Spock

World’s best dog

When I met Janice, she had a dog and a son—a family kit, and a lot to get used to. I’d met her and Jai, her son, together but I didn’t know about Spock, the dog, until I went to her house after work the week after our first date. Spock was uncharacteristically tethered because he had recently been busted by The Man for running loose. He growled at me. I let him smell me, and then I stroked him and massaged his shoulders. We were friends, although that was before he knew I was joining the pack.

Spock was thoroughly good-natured and always thought the best of those around him, giving the benefit of the doubt to everyone who deserved it. He was also not used to taking orders, requests being all he’d had to deal with. Then I come along, not looking for trouble, but the dog had to answer to me. It made perfect sense at the time, probably speciesism. I started going along on his walks that day, and me in bicycle cleats. I was way in love.

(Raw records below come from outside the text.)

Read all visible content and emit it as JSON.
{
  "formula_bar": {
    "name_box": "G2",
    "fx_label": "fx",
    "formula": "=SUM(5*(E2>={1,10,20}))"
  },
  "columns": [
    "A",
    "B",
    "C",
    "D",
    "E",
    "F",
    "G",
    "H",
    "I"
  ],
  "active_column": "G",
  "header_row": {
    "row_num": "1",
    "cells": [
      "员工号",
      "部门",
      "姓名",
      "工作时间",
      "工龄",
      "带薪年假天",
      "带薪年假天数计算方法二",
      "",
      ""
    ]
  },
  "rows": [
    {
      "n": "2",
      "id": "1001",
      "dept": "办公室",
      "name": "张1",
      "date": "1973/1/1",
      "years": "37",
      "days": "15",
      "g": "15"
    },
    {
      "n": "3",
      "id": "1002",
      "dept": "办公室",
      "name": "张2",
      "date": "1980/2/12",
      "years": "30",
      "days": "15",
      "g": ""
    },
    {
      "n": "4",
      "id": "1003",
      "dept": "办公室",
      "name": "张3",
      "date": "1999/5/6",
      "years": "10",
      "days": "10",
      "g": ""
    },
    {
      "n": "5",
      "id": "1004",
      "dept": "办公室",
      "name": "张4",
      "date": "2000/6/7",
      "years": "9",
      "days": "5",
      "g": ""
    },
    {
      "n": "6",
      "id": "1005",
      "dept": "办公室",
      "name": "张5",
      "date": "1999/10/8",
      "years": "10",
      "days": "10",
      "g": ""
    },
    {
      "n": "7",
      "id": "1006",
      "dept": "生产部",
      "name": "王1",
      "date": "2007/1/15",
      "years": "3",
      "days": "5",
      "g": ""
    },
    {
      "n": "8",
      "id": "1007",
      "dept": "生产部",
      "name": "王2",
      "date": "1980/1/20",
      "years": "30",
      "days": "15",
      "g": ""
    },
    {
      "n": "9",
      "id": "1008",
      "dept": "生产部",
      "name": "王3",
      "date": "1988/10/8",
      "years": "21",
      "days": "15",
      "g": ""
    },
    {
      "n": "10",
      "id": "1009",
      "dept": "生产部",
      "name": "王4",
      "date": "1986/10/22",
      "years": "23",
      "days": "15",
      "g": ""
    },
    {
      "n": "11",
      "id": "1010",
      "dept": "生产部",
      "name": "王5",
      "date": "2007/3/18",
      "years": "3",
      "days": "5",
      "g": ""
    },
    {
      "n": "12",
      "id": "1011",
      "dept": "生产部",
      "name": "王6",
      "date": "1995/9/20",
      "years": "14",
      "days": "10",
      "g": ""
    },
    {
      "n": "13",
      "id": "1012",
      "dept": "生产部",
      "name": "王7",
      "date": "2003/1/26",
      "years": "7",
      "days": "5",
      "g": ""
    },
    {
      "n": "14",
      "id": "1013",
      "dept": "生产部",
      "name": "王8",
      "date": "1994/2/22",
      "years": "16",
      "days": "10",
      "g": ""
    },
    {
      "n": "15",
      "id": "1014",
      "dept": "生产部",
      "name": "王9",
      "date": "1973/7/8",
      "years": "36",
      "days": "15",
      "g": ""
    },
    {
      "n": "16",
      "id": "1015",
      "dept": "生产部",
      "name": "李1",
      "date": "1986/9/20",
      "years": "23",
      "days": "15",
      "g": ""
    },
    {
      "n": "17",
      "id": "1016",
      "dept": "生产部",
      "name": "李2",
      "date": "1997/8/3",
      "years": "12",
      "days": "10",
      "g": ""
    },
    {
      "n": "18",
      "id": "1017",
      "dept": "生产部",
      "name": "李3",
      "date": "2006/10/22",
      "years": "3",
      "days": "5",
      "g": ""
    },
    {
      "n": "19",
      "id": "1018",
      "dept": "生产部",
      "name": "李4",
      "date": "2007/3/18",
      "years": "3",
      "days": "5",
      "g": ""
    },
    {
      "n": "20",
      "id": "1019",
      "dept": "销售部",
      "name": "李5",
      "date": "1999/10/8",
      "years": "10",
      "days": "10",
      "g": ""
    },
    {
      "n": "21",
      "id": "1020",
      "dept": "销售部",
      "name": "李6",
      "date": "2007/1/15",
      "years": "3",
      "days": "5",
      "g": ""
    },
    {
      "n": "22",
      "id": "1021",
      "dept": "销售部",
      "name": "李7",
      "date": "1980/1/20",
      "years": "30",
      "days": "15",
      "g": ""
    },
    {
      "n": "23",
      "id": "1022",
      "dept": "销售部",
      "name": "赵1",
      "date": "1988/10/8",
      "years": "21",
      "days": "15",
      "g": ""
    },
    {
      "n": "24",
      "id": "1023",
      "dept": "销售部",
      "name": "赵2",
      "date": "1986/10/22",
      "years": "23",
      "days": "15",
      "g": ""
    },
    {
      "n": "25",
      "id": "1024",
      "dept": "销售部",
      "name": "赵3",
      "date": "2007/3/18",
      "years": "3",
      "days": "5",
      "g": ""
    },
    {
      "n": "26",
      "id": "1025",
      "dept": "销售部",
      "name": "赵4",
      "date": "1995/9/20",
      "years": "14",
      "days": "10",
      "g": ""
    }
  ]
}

We shared Spock-walking until Janice fell on the ice while pregnant, and after that it was mostly me. Spock had been trained well by the friend who had had him his first year, and he had better manners than your dog. He never spoke out of turn without good reason and would sooner pee on the carpet than paw someone without being invited, and Spock never peed on the carpet. He sat and shook hands and heeled, for starters, although he didn’t have to. We wouldn’t have insisted; he was only too happy to oblige.

Spock ran loose at night, like Bat-Dog or some shit. Every night she’d let him out, and he’d show up at the back door the next morning. I was shocked. I did not approve of dogs running loose. She was aware of the risks and did it anyway. I liked that. Once I found him three days later five miles north, and another time I bailed him out of the pound.

Sometimes he’d come home bloody and limping. I think his unmutilated genitalia made him smell like trouble to the ones who didn’t get away. I carried a lead pipe on walks after Big Dog got at him in Wirth Park. That was one of the risks.

Twelve years later after his hips gave out along with some more things inside I had to man up and carry the best dog in the world on an old comforter to a stainless steel table three miles away, and I held his head when he died. It’s the only time I cried about somebody else’s dog.